13.468 · Initiative parlementaire · 2013-12-05
Département de justice et police
Liquidé
Ausgangslage
Le Parlement veut ouvrir l'institution juridique du mariage aux personnes de même sexe par une modification de la loi en vigueur : à l'avenir, les dispositions relatives à l'existence d'un mariage s'appliqueront également aux unions entre personnes de même sexe. En outre, les couples de femmes mariées pourront avoir recours au don de sperme en Suisse et l'épouse de la mère devra être considérée comme la mère de l'enfant si celui-ci a été conçu grâce à un don de sperme, conformément aux dispositions de la loi fédérale du 18 décembre 1998 sur la procréation médicalement assistée.
En raison de l'ouverture de l'institution du mariage aux couples de même sexe, il ne sera plus possible de conclure de nouveaux partenariats enregistrés.

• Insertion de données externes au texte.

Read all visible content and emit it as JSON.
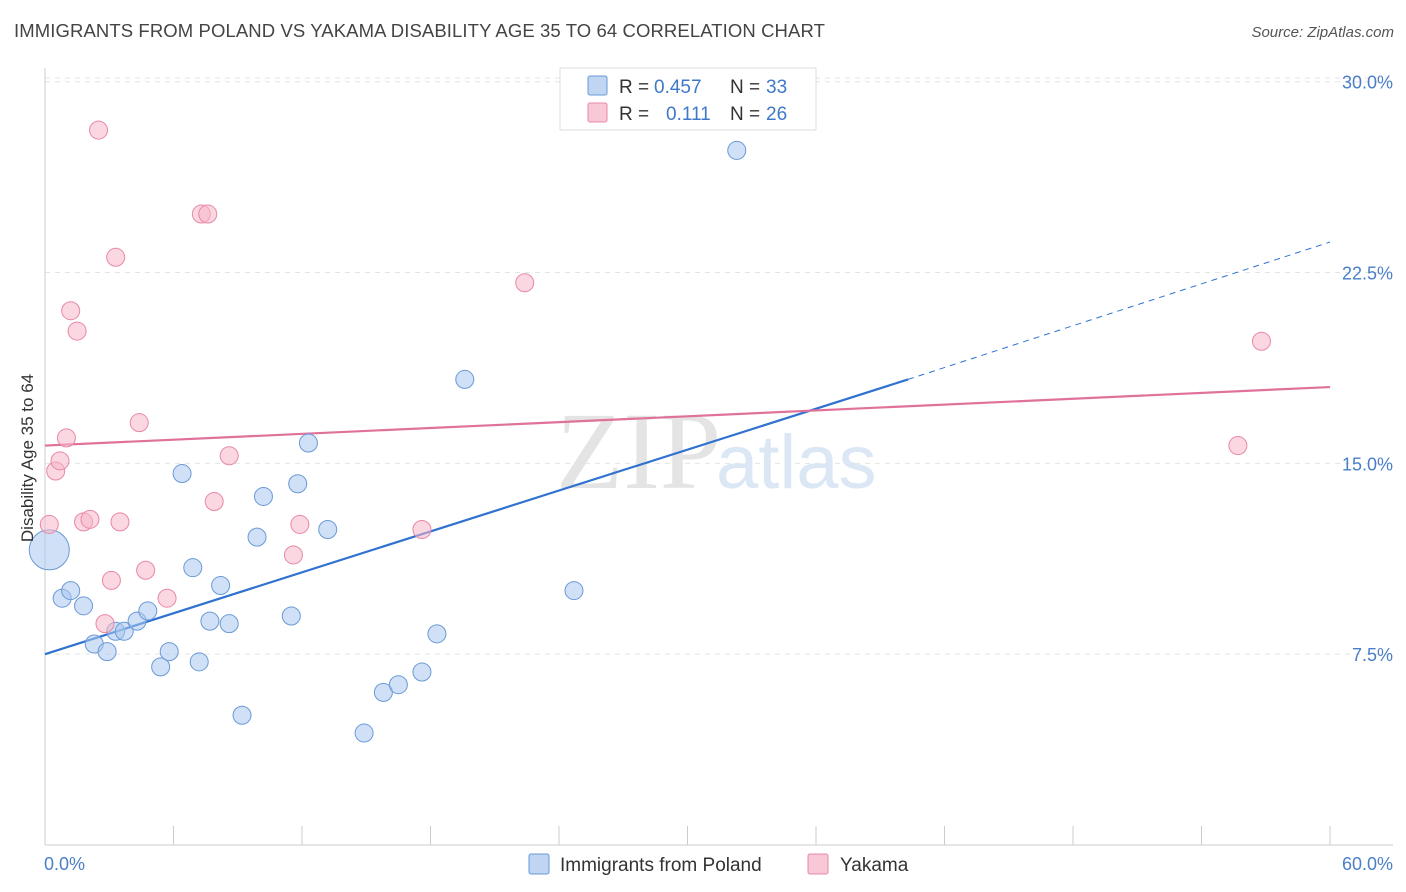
{
  "header": {
    "title": "IMMIGRANTS FROM POLAND VS YAKAMA DISABILITY AGE 35 TO 64 CORRELATION CHART",
    "source": "Source: ZipAtlas.com"
  },
  "watermark": {
    "zip": "ZIP",
    "atlas": "atlas"
  },
  "legend": {
    "rows": [
      {
        "r_label": "R =",
        "r_value": "0.457",
        "n_label": "N =",
        "n_value": "33",
        "color": "#a9c7ee"
      },
      {
        "r_label": "R =",
        "r_value": "0.111",
        "n_label": "N =",
        "n_value": "26",
        "color": "#f5b6c9"
      }
    ]
  },
  "chart_data": {
    "type": "scatter",
    "title": "IMMIGRANTS FROM POLAND VS YAKAMA DISABILITY AGE 35 TO 64 CORRELATION CHART",
    "xlabel": "",
    "ylabel": "Disability Age 35 to 64",
    "xlim": [
      0,
      60
    ],
    "ylim": [
      0,
      31
    ],
    "x_tick_labels": {
      "min": "0.0%",
      "max": "60.0%"
    },
    "y_ticks": [
      7.5,
      15.0,
      22.5,
      30.0
    ],
    "y_tick_labels": [
      "7.5%",
      "15.0%",
      "22.5%",
      "30.0%"
    ],
    "grid": true,
    "legend_position": "bottom",
    "series": [
      {
        "name": "Immigrants from Poland",
        "color": "#a9c7ee",
        "edge": "#6a9ad6",
        "line_color": "#2f72d0",
        "trend": {
          "x0": 0,
          "y0": 7.5,
          "x1": 40.3,
          "y1": 18.3,
          "dash_to_x": 60,
          "dash_to_y": 23.7
        },
        "points": [
          [
            0.2,
            11.6,
            "large"
          ],
          [
            0.8,
            9.7
          ],
          [
            1.2,
            10.0
          ],
          [
            1.8,
            9.4
          ],
          [
            2.3,
            7.9
          ],
          [
            2.9,
            7.6
          ],
          [
            3.3,
            8.4
          ],
          [
            3.7,
            8.4
          ],
          [
            4.3,
            8.8
          ],
          [
            4.8,
            9.2
          ],
          [
            5.4,
            7.0
          ],
          [
            5.8,
            7.6
          ],
          [
            6.4,
            14.6
          ],
          [
            6.9,
            10.9
          ],
          [
            7.2,
            7.2
          ],
          [
            7.7,
            8.8
          ],
          [
            8.2,
            10.2
          ],
          [
            8.6,
            8.7
          ],
          [
            9.2,
            5.1
          ],
          [
            9.9,
            12.1
          ],
          [
            10.2,
            13.7
          ],
          [
            11.5,
            9.0
          ],
          [
            11.8,
            14.2
          ],
          [
            12.3,
            15.8
          ],
          [
            13.2,
            12.4
          ],
          [
            14.9,
            4.4
          ],
          [
            15.8,
            6.0
          ],
          [
            16.5,
            6.3
          ],
          [
            17.6,
            6.8
          ],
          [
            18.3,
            8.3
          ],
          [
            19.6,
            18.3
          ],
          [
            24.7,
            10.0
          ],
          [
            32.3,
            27.3
          ]
        ]
      },
      {
        "name": "Yakama",
        "color": "#f5b6c9",
        "edge": "#e888a6",
        "line_color": "#e0719a",
        "trend": {
          "x0": 0,
          "y0": 15.7,
          "x1": 60,
          "y1": 18.0
        },
        "points": [
          [
            0.2,
            12.6
          ],
          [
            0.5,
            14.7
          ],
          [
            0.7,
            15.1
          ],
          [
            1.0,
            16.0
          ],
          [
            1.2,
            21.0
          ],
          [
            1.5,
            20.2
          ],
          [
            1.8,
            12.7
          ],
          [
            2.1,
            12.8
          ],
          [
            2.5,
            28.1
          ],
          [
            2.8,
            8.7
          ],
          [
            3.1,
            10.4
          ],
          [
            3.3,
            23.1
          ],
          [
            3.5,
            12.7
          ],
          [
            4.4,
            16.6
          ],
          [
            4.7,
            10.8
          ],
          [
            5.7,
            9.7
          ],
          [
            7.3,
            24.8
          ],
          [
            7.6,
            24.8
          ],
          [
            7.9,
            13.5
          ],
          [
            8.6,
            15.3
          ],
          [
            11.6,
            11.4
          ],
          [
            11.9,
            12.6
          ],
          [
            17.6,
            12.4
          ],
          [
            22.4,
            22.1
          ],
          [
            55.7,
            15.7
          ],
          [
            56.8,
            19.8
          ]
        ]
      }
    ]
  }
}
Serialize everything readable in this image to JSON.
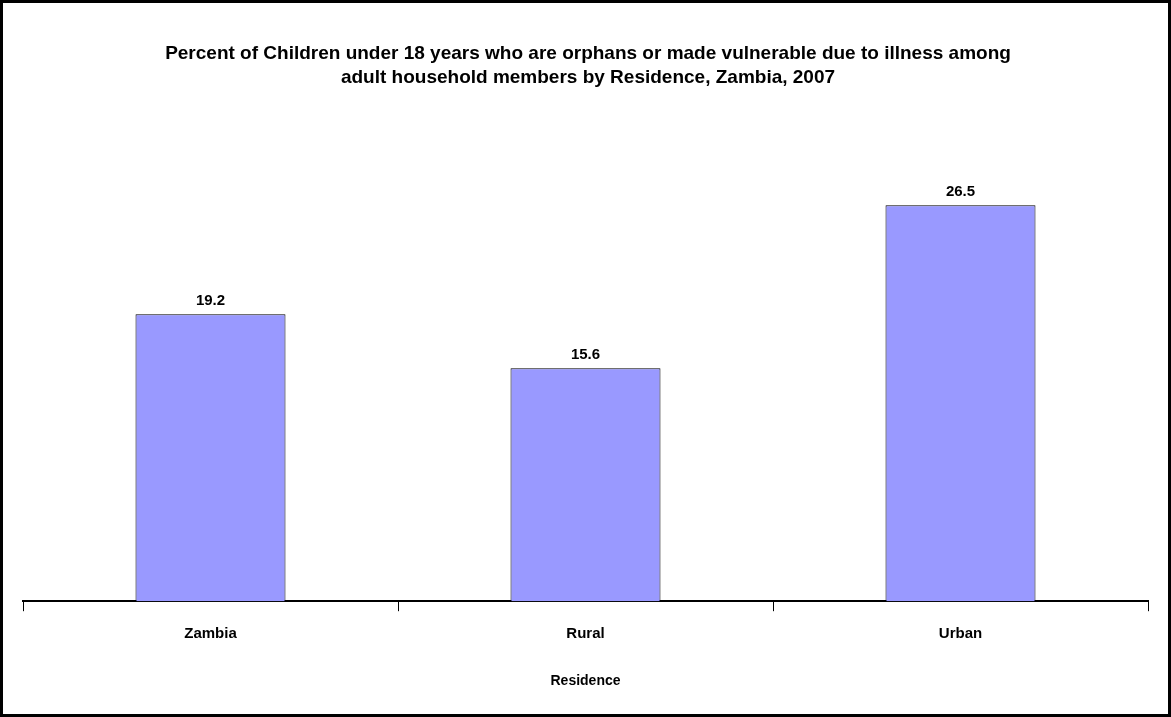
{
  "chart_data": {
    "type": "bar",
    "title": "Percent of Children under 18 years who are orphans or made vulnerable due to illness among adult household members by Residence, Zambia, 2007",
    "xlabel": "Residence",
    "categories": [
      "Zambia",
      "Rural",
      "Urban"
    ],
    "values": [
      19.2,
      15.6,
      26.5
    ],
    "color": "#9999ff",
    "data_labels": true,
    "grid": false,
    "legend": false
  }
}
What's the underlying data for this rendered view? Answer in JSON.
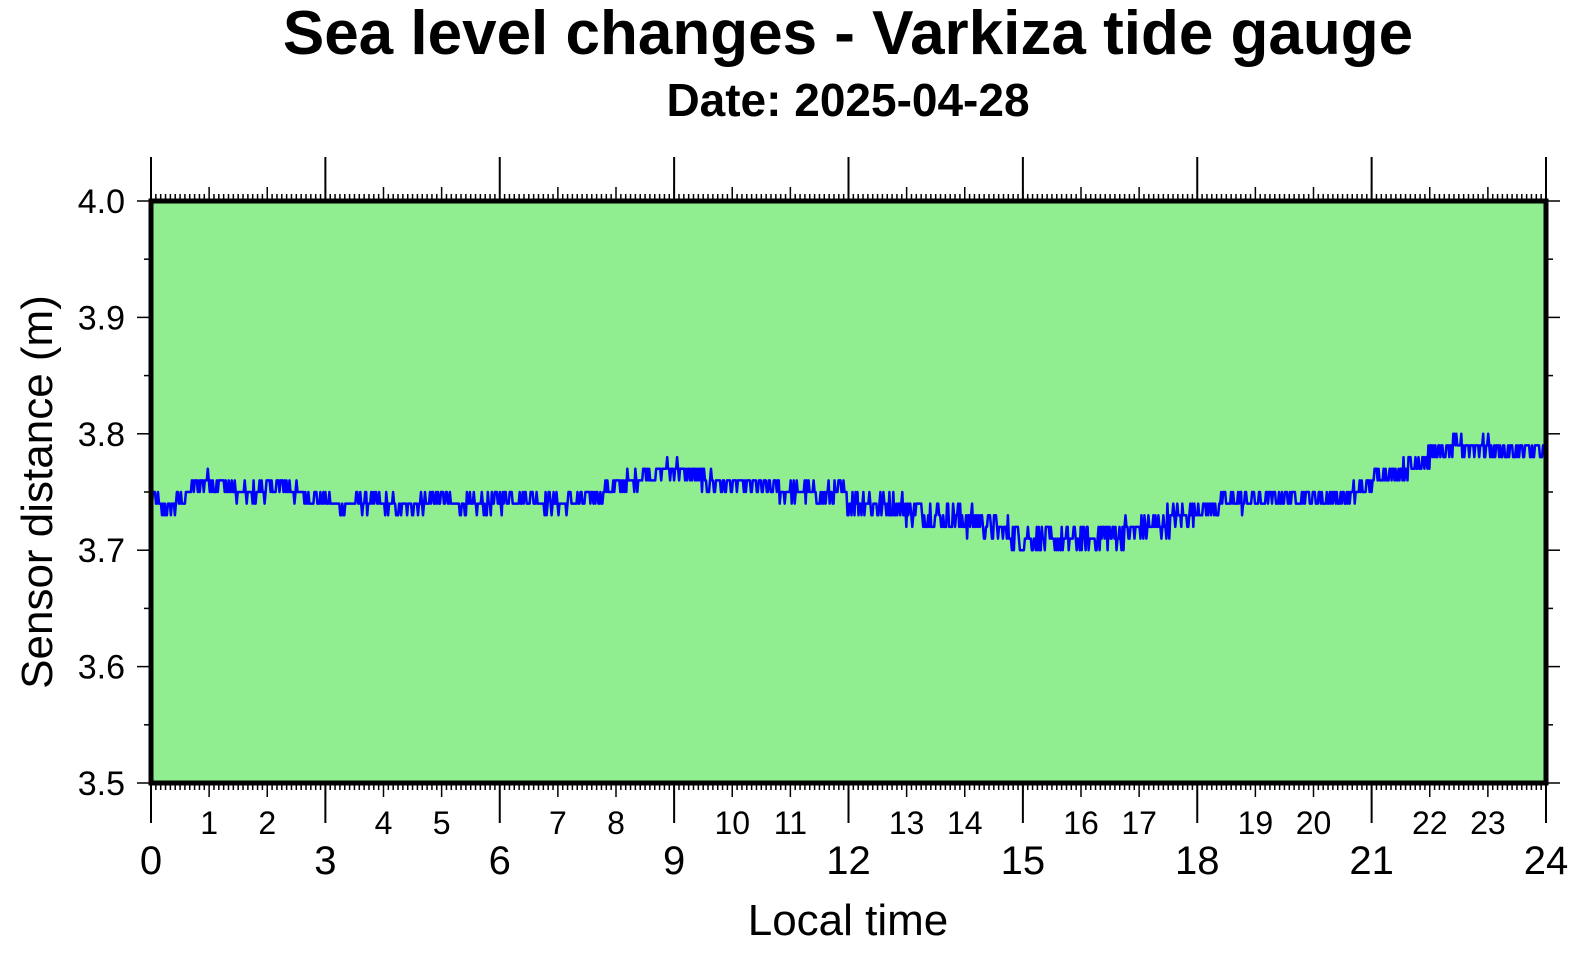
{
  "chart_data": {
    "type": "line",
    "title": "Sea level changes - Varkiza tide gauge",
    "subtitle": "Date: 2025-04-28",
    "xlabel": "Local time",
    "ylabel": "Sensor distance (m)",
    "xlim": [
      0,
      24
    ],
    "ylim": [
      3.5,
      4.0
    ],
    "x_major_ticks": [
      "0",
      "3",
      "6",
      "9",
      "12",
      "15",
      "18",
      "21",
      "24"
    ],
    "x_minor_labels": [
      "1",
      "2",
      "4",
      "5",
      "7",
      "8",
      "10",
      "11",
      "13",
      "14",
      "16",
      "17",
      "19",
      "20",
      "22",
      "23"
    ],
    "y_ticks": [
      "3.5",
      "3.6",
      "3.7",
      "3.8",
      "3.9",
      "4.0"
    ],
    "grid": false,
    "colors": {
      "plot_background": "#90ee90",
      "series_line": "#0000ff"
    },
    "series": [
      {
        "x": [
          0.0,
          0.25,
          0.5,
          0.75,
          1.0,
          1.25,
          1.5,
          1.75,
          2.0,
          2.25,
          2.5,
          2.75,
          3.0,
          3.25,
          3.5,
          3.75,
          4.0,
          4.25,
          4.5,
          4.75,
          5.0,
          5.25,
          5.5,
          5.75,
          6.0,
          6.25,
          6.5,
          6.75,
          7.0,
          7.25,
          7.5,
          7.75,
          8.0,
          8.25,
          8.5,
          8.75,
          9.0,
          9.25,
          9.5,
          9.75,
          10.0,
          10.25,
          10.5,
          10.75,
          11.0,
          11.25,
          11.5,
          11.75,
          12.0,
          12.25,
          12.5,
          12.75,
          13.0,
          13.25,
          13.5,
          13.75,
          14.0,
          14.25,
          14.5,
          14.75,
          15.0,
          15.25,
          15.5,
          15.75,
          16.0,
          16.25,
          16.5,
          16.75,
          17.0,
          17.25,
          17.5,
          17.75,
          18.0,
          18.25,
          18.5,
          18.75,
          19.0,
          19.25,
          19.5,
          19.75,
          20.0,
          20.25,
          20.5,
          20.75,
          21.0,
          21.25,
          21.5,
          21.75,
          22.0,
          22.25,
          22.5,
          22.75,
          23.0,
          23.25,
          23.5,
          23.75,
          24.0
        ],
        "values": [
          3.745,
          3.735,
          3.74,
          3.755,
          3.76,
          3.755,
          3.75,
          3.748,
          3.752,
          3.755,
          3.75,
          3.745,
          3.742,
          3.738,
          3.74,
          3.742,
          3.74,
          3.738,
          3.74,
          3.742,
          3.745,
          3.74,
          3.738,
          3.74,
          3.742,
          3.745,
          3.744,
          3.742,
          3.74,
          3.742,
          3.745,
          3.75,
          3.755,
          3.76,
          3.765,
          3.768,
          3.77,
          3.768,
          3.76,
          3.758,
          3.756,
          3.755,
          3.754,
          3.752,
          3.75,
          3.75,
          3.748,
          3.748,
          3.745,
          3.742,
          3.74,
          3.738,
          3.735,
          3.733,
          3.73,
          3.728,
          3.726,
          3.724,
          3.72,
          3.715,
          3.712,
          3.71,
          3.708,
          3.708,
          3.71,
          3.712,
          3.713,
          3.715,
          3.718,
          3.722,
          3.725,
          3.73,
          3.735,
          3.738,
          3.74,
          3.742,
          3.744,
          3.745,
          3.746,
          3.746,
          3.745,
          3.744,
          3.745,
          3.75,
          3.76,
          3.765,
          3.77,
          3.775,
          3.78,
          3.785,
          3.79,
          3.79,
          3.788,
          3.786,
          3.785,
          3.784,
          3.782
        ]
      }
    ]
  }
}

Les personnes ayant conclu un partenariat enregistré avant cette révision pourront toutefois continuer à vivre sous ce régime ou pourront, si elles le souhaitent, convertir leur partenariat en mariage au moyen d'une procédure simple.
Ce projet n'est toutefois qu'un projet central : la question de l'élargissement du champ d'application des normes existantes dans les domaines dans lesquels le droit en vigueur opère une distinction en fonction du sexe des époux (par exemple dans le cas des rentes de survivants) ou exige l'hétérosexualité des époux (par exemple pour l'accès à la procréation médicalement assistée) sera soulevée dans le cadre de révisions ultérieures.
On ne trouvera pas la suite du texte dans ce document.